Svitlana Dukhovych – Cidade do Vaticano
Em vista do terceiro aniversário da invasão russa da Ucrânia, a Rádio Vaticano/Vatican News entrevistou o bispo auxiliar da Diocese católica romana de Kiev-Zhytomyr, dom Oleksandr Yazlovetskiy:
Vossa Excelência, quais seus sentimentos na iminência do terceiro aniversário da guerra em larga escala?

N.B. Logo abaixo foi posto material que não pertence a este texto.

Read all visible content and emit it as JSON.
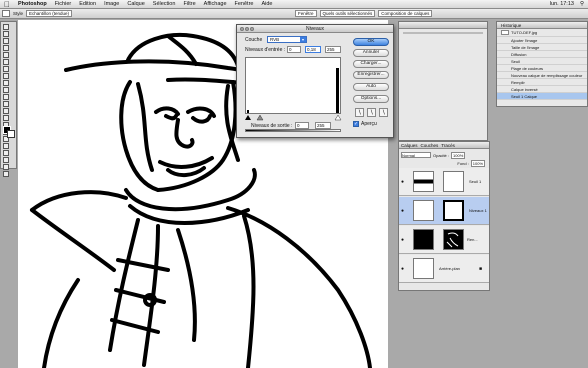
{
  "menubar": {
    "apple": "",
    "app": "Photoshop",
    "items": [
      "Fichier",
      "Edition",
      "Image",
      "Calque",
      "Sélection",
      "Filtre",
      "Affichage",
      "Fenêtre",
      "Aide"
    ],
    "clock": "lun. 17:13"
  },
  "options": {
    "style_label": "Style",
    "style_value": "Echantillon (tendue)",
    "tab1": "Fenêtre",
    "tab2": "Quels outils sélectionnés",
    "tab3": "Composition de calques"
  },
  "levels": {
    "title": "Niveaux",
    "channel_label": "Couche",
    "channel_value": "RVB",
    "input_label": "Niveaux d'entrée :",
    "input_black": "0",
    "input_gamma": "0,18",
    "input_white": "255",
    "output_label": "Niveaux de sortie :",
    "output_black": "0",
    "output_white": "255",
    "ok": "OK",
    "cancel": "Annuler",
    "load": "Charger...",
    "save": "Enregistrer...",
    "auto": "Auto",
    "options": "Options...",
    "preview": "Aperçu"
  },
  "history": {
    "title": "Historique",
    "snapshot": "TUTO-DEF.jpg",
    "items": [
      "Ajouter l'image",
      "Taille de l'image",
      "Diffusion",
      "Seuil",
      "Plage de couleurs",
      "Nouveau calque de remplissage couleur",
      "Remplir",
      "Calque inversé",
      "Seuil 1 Calque"
    ]
  },
  "layers": {
    "tabs": [
      "Calques",
      "Couches",
      "Tracés"
    ],
    "blend": "Normal",
    "opacity_label": "Opacité :",
    "opacity": "100%",
    "fill_label": "Fond :",
    "fill": "100%",
    "items": [
      {
        "name": "Seuil 1"
      },
      {
        "name": "Niveaux 1"
      },
      {
        "name": "Ren..."
      },
      {
        "name": "Arrière-plan"
      }
    ]
  },
  "colors": {
    "accent": "#3c7de0",
    "selected": "#b8cdf0"
  }
}
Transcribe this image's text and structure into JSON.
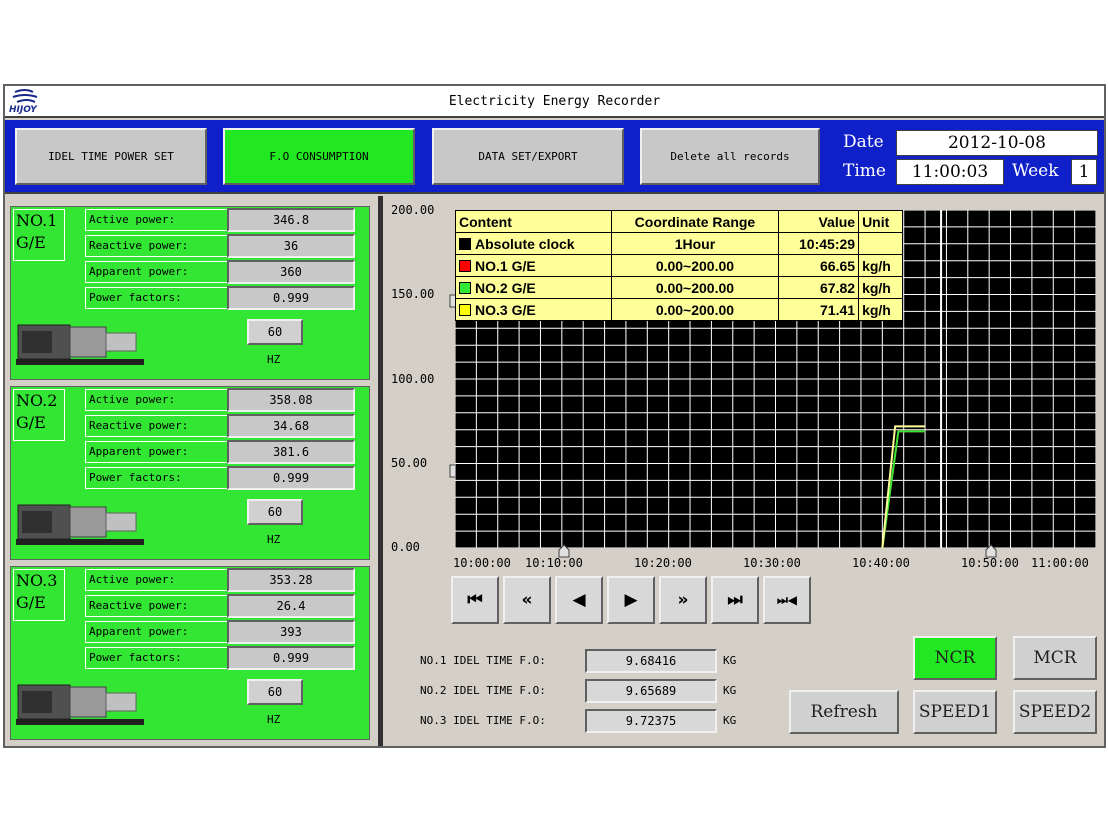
{
  "window": {
    "title": "Electricity Energy Recorder",
    "logo_text": "HIJOY"
  },
  "toolbar": {
    "idle_time_power_set": "IDEL TIME POWER SET",
    "fo_consumption": "F.O CONSUMPTION",
    "data_set_export": "DATA SET/EXPORT",
    "delete_all": "Delete all records"
  },
  "datetime": {
    "date_label": "Date",
    "date": "2012-10-08",
    "time_label": "Time",
    "time": "11:00:03",
    "week_label": "Week",
    "week": "1"
  },
  "generators": [
    {
      "name_line1": "NO.1",
      "name_line2": "G/E",
      "active_label": "Active power:",
      "active": "346.8",
      "reactive_label": "Reactive power:",
      "reactive": "36",
      "apparent_label": "Apparent power:",
      "apparent": "360",
      "pf_label": "Power factors:",
      "pf": "0.999",
      "hz": "60",
      "hz_unit": "HZ"
    },
    {
      "name_line1": "NO.2",
      "name_line2": "G/E",
      "active_label": "Active power:",
      "active": "358.08",
      "reactive_label": "Reactive power:",
      "reactive": "34.68",
      "apparent_label": "Apparent power:",
      "apparent": "381.6",
      "pf_label": "Power factors:",
      "pf": "0.999",
      "hz": "60",
      "hz_unit": "HZ"
    },
    {
      "name_line1": "NO.3",
      "name_line2": "G/E",
      "active_label": "Active power:",
      "active": "353.28",
      "reactive_label": "Reactive power:",
      "reactive": "26.4",
      "apparent_label": "Apparent power:",
      "apparent": "393",
      "pf_label": "Power factors:",
      "pf": "0.999",
      "hz": "60",
      "hz_unit": "HZ"
    }
  ],
  "legend": {
    "headers": [
      "Content",
      "Coordinate Range",
      "Value",
      "Unit"
    ],
    "rows": [
      {
        "content": "Absolute clock",
        "range": "1Hour",
        "value": "10:45:29",
        "unit": "",
        "color": "#000000"
      },
      {
        "content": "NO.1 G/E",
        "range": "0.00~200.00",
        "value": "66.65",
        "unit": "kg/h",
        "color": "#ff0000"
      },
      {
        "content": "NO.2 G/E",
        "range": "0.00~200.00",
        "value": "67.82",
        "unit": "kg/h",
        "color": "#33e633"
      },
      {
        "content": "NO.3 G/E",
        "range": "0.00~200.00",
        "value": "71.41",
        "unit": "kg/h",
        "color": "#ffff00"
      }
    ]
  },
  "chart_data": {
    "type": "line",
    "y_ticks": [
      "200.00",
      "150.00",
      "100.00",
      "50.00",
      "0.00"
    ],
    "x_ticks": [
      "10:00:00",
      "10:10:00",
      "10:20:00",
      "10:30:00",
      "10:40:00",
      "10:50:00",
      "11:00:00"
    ],
    "ylim": [
      0,
      200
    ],
    "xlim_minutes": [
      0,
      60
    ],
    "series": [
      {
        "name": "NO.1 G/E",
        "color": "#ff0000",
        "x_minutes": [
          40,
          41.5,
          44
        ],
        "y": [
          0,
          69,
          69
        ]
      },
      {
        "name": "NO.2 G/E",
        "color": "#33e633",
        "x_minutes": [
          40,
          41.5,
          44
        ],
        "y": [
          0,
          69,
          69
        ]
      },
      {
        "name": "NO.3 G/E",
        "color": "#ffff99",
        "x_minutes": [
          40,
          41.2,
          44
        ],
        "y": [
          0,
          72,
          72
        ]
      }
    ],
    "cursor_minutes": 45.5,
    "grid": true
  },
  "nav_buttons": [
    {
      "name": "first-button",
      "glyph": "⏮"
    },
    {
      "name": "fast-back-button",
      "glyph": "«"
    },
    {
      "name": "back-button",
      "glyph": "◀"
    },
    {
      "name": "forward-button",
      "glyph": "▶"
    },
    {
      "name": "fast-forward-button",
      "glyph": "»"
    },
    {
      "name": "last-button",
      "glyph": "⏭"
    },
    {
      "name": "center-button",
      "glyph": "⏭◀"
    }
  ],
  "idle": [
    {
      "label": "NO.1 IDEL TIME F.O:",
      "value": "9.68416",
      "unit": "KG"
    },
    {
      "label": "NO.2 IDEL TIME F.O:",
      "value": "9.65689",
      "unit": "KG"
    },
    {
      "label": "NO.3 IDEL TIME F.O:",
      "value": "9.72375",
      "unit": "KG"
    }
  ],
  "speed_buttons": {
    "ncr": "NCR",
    "mcr": "MCR",
    "refresh": "Refresh",
    "speed1": "SPEED1",
    "speed2": "SPEED2"
  }
}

Antes de tudo, com um sentimento de grande gratidão a Deus pelo fato de que, não obstante os três anos de invasão por parte do maior país do mundo – porque a Rússia ocupa cerca de 11% do território da Terra – ainda existimos como nação; existem a nossa língua e nossa cultura. Sentimos essa gratidão, porque vemos que Deus está nos ajudando, vemos que a oração dá frutos. Muitos cristãos rezam por nós. O Santo Padre reza por nós e vemos que Deus ouve essas orações e vem em nosso auxílio. Nossos fiéis viveram esses três anos depositando sua esperança no Senhor que é o Rei da paz. Isso também é demonstrado pelos temas aos quais nossos bispos latinos dedicaram cada ano da guerra. O primeiro ano da invasão em larga escala da Ucrânia pela Rússia foi declarado o Ano da Santa Cruz; os bispos ainda não sabiam que a guerra estava prestes a começar. O segundo ano foi dedicado à Divina Misericórdia: pedimos muito a Deus que viesse em nosso auxílio e acabasse com esta guerra. Este último ano, 2024, foi dedicado a São Miguel Arcanjo. Esse sentimento de grande gratidão a Deus também é acompanhado por um sentimento de grande injustiça e, às vezes, para dizer a verdade, de desespero, porque dezenas de drones, às vezes mísseis balísticos, atacam nossas cidades quase todas as noites. Por exemplo, esta noite [18 de fevereiro, ndr] – Já li as notícias – aqui em Kiev ouvimos o barulho dos drones passando bem perto do centro. Segundo as notícias que recebemos, nosso país foi atacado por 176 drones russos. As pessoas estão um pouco cansadas, porque todas as noites ouvem os barulhos desses drones e as explosões, porque a defesa antiaérea os está abatendo. Muitos têm medo, muitas famílias têm crianças; elas os acordam e tentam escondê-los, pelo menos no cômodos mais protegidos de seus apartamentos, geralmente nos banheiros. Então, toda guerra é uma grande dor.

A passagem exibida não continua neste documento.